Das erste, etwas längere Zitat, entnehme ich dem konkret-Magazin 12/2003. Magnus Klaue, so weit ich informiert bin, wissenschaftlicher Mitarbeiter an der Freien Universität Berlin, FB Philosophie und Geisteswissenschaften, Institut für Deutsche und Niederländische Philologie, schreibt dort über das Versandhaus Manufactum, das den meisten ja bekannt ist:
"Die in Schottland hergestellte Moleskin-Arbeitermütze hingegen wird, dem proletarischen Kundenkreis entsprechend, mit 51 Euro stark unter Wert verkauft. Was begrüßenswert ist, weil gerade den arbeitenden Klassen die Lebensphilosophie von Manufactum näher gebracht werden muß. Anders als humorlose Ideologiekritiker glauben, die im Warenkatalog von Manufactum nichts als die Verschleierung kapitalistischer Produktionsverhältnisse mittels einer Rhetorik des Edlen und Authentischen erblicken, hat Thomas Hoofs Hausideologie nämlich durchaus auch einen kritischen Gehalt. Die knauserige Neusachlichkeit, die vermeintliche Marxisten hierzulande gegenüber der kapitalistischen Dekadenz hervorkehren, ist womöglich der Hauptgrund für die verbreitete Abneigung gegen sozialistische Experimente. Hätte Honecker frühzeitig die Fühler ausgestreckt und Thomas Hoof nach Gera gelockt, existierte die DDR wahrscheinlich heute noch.

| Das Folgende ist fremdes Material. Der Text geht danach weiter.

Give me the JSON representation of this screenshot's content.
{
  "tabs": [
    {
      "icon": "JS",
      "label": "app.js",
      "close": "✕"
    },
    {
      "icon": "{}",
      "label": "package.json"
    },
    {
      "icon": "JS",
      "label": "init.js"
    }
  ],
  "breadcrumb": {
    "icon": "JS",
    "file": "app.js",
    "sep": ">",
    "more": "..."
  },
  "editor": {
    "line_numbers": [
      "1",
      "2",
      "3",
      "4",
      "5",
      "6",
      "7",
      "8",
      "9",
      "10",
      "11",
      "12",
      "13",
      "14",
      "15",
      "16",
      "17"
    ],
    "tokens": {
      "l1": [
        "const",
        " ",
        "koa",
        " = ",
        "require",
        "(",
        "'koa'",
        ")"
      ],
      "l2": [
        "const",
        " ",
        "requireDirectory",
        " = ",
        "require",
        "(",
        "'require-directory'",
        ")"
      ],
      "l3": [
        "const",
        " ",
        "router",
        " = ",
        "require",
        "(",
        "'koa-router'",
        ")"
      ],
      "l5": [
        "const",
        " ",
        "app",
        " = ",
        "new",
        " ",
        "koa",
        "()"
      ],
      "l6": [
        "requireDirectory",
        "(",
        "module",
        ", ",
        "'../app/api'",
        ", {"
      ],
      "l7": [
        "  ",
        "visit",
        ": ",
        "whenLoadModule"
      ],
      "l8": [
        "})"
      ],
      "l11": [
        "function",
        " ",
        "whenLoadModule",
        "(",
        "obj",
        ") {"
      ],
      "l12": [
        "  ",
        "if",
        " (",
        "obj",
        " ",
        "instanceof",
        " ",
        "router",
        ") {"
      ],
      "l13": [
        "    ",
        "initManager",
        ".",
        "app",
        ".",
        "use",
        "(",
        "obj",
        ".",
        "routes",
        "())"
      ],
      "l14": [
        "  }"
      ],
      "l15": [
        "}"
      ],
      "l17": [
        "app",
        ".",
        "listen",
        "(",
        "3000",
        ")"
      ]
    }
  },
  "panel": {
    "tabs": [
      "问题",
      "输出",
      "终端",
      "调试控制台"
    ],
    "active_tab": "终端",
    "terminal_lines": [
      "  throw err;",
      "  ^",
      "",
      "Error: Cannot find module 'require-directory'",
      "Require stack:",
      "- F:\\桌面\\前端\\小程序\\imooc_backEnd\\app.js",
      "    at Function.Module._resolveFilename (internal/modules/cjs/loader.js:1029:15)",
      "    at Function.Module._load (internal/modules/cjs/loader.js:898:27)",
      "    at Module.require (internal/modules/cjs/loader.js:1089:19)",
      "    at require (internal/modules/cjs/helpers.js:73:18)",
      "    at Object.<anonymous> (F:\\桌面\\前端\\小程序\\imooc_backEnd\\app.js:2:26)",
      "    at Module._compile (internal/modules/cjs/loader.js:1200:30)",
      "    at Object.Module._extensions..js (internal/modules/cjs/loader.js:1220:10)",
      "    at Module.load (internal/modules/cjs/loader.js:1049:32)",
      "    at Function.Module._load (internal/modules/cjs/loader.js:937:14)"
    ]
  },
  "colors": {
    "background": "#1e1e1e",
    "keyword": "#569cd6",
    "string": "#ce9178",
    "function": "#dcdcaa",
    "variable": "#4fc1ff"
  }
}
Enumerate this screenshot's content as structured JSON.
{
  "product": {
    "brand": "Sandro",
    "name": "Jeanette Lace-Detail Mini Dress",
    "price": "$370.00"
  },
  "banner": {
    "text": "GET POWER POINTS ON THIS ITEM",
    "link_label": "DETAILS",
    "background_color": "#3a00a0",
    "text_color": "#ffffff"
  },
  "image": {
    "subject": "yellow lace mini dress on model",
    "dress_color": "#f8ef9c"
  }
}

Das typisch deutsche Mißverständnis, wonach politische Moral und Integrität mit Häßlichkeit und ästhetischer Ödnis einhergehen müssen, während Luxus und Verschwendung ein Zeichen von Verworfenheit sind, könnte Manufactum korrigieren helfen. ...Verschwendung und Überfluß, wußte schon Adorno, sind nur so lange verwerflich, wie es Menschen gibt, die nicht daran teilhaben."
"Magnus Klaue bestellte bei Manufactum zuletzt eine 100-ml-Flasche "Trumper's Astor Cologne" (45 Euro)"
Auf diesen Artikel erfolgte ein Leserbrief in der Ausgabe konkret 1/2004:
"...Und jeder, der sich einmal mit dem "Rasierapparat Merkur Futur" (46 Euro) das Gesicht enthäutete, um sich danach mit dem "Blutstiller" aus Aluminiumsulfat und Kaliumalaun (7,90 Euro), mit dem frühere Generationen zu Härte und Stillhalten (Männlichkeit) erzogen worden sein mögen, das Gesicht erst zu elektroschocken und dann zu versteinern, der wird sich nach einem beliebigen dieser "billigen Plastikwegwerfprodukte" sehnen, die man günstig in einem Drogeriemarkt erstehen kann."
Nun, insgesamt hochinteressant. Im Falle des Futur finde ich das Statement nicht richtig, was die "Versteinerung" durch den Alaunstift angeht, denn doch schon, da ich ihn häufig in Gebrauch habe und mein Gesicht wirklich merkwürdig "versteinert" sich anfühlt.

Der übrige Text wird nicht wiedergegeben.